Liquoristerie volcanique, Liqueur de framboise : (framboises locales ici) une liqueur façon Scories, épaisse, non filtrée, avec beaucoup de pulpe, où on a l'impression de croquer dans des fruits frais. Là aussi, ça se boit très facilement, un peu trop peut-être.

 

A venir : une liqueur d’abricot, une de citron, une de fruits rouges, une de poire williams et une de myrtille.
 

 

 

 

Un grand bravo à Quentin pour son initiative, ses convictions, et la qualité de son travail. Car si se lancer comme vigneron en 2025 n'est pas une partie de plaisir, c'est tout aussi compliqué pour un distillateur, voire peut-être même plus car il y a la contrainte du temps ici.

 

Une employée, Sophie, vient juste de rejoindre Quentin, la charge de travail étant trop importante, surtout sur les fortes périodes de distillation (fin automne-début printemps) où il est devenu impossible de distiller 7 jours sur 7 et d’assurer la partie commerciale en même temps.

 

L'autre difficulté majeure est que le monde des spiritueux manque de règles strictes à l’heure actuelle.

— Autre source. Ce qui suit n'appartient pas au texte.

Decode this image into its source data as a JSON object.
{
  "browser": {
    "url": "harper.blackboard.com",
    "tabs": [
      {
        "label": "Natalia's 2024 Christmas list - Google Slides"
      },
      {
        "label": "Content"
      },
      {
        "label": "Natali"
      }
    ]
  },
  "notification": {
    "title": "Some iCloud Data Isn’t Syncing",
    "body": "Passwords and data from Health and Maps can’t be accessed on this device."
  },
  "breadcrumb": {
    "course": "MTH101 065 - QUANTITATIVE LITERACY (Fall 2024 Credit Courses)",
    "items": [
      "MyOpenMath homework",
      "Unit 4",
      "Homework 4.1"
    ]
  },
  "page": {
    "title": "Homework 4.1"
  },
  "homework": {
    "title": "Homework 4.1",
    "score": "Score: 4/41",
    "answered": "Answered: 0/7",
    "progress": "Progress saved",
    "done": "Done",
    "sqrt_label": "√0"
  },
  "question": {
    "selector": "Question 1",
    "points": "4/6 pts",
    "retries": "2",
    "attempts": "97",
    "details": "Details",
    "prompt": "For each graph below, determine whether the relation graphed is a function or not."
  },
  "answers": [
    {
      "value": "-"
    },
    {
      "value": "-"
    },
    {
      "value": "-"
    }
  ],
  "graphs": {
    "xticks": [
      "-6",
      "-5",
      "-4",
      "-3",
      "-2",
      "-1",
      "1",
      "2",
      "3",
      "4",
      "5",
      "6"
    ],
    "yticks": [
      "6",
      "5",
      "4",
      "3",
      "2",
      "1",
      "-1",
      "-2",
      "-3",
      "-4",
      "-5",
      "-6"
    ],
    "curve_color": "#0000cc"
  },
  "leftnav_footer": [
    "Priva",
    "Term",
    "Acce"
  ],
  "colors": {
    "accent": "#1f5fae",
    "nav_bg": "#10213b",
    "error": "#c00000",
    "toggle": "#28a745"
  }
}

Un gin français peut par exemple être produite avec des céréales achetées en Europe de l’Est et avec des baies de genièvre provenant majoritairement des Balkans… Le coût de production d’un spiritueux local est très nettement supérieur. L'effort de transparence de Quentin sur tous ses produits dans ce contexte-là mérite d'être salué.

 

En parallèle, il s’engage comme formateur pour les étudiants en DNO (diplôme national d'œnologie). Afin de transmettre son savoir-faire et ses valeurs. 

 

 

Souhaitons-lui bon courage pour la suite. Rendez-vous est pris dans quelques mois pour déguster de grands whiskys auvergnats !

 

 

 

 

Les Whiskys : même base de 30mois + des finish différents de 12 mois. Tous à 51,5%

 

Whisky finish fût de chêne BOSC : (grain fin) Le plus "neutre", pas trop vanillé, moins que le Drolle par exemple, petite touche torréfiée, très malté, céréales, petite touche fruitée, alcool bien intégré comme sur les trois autres.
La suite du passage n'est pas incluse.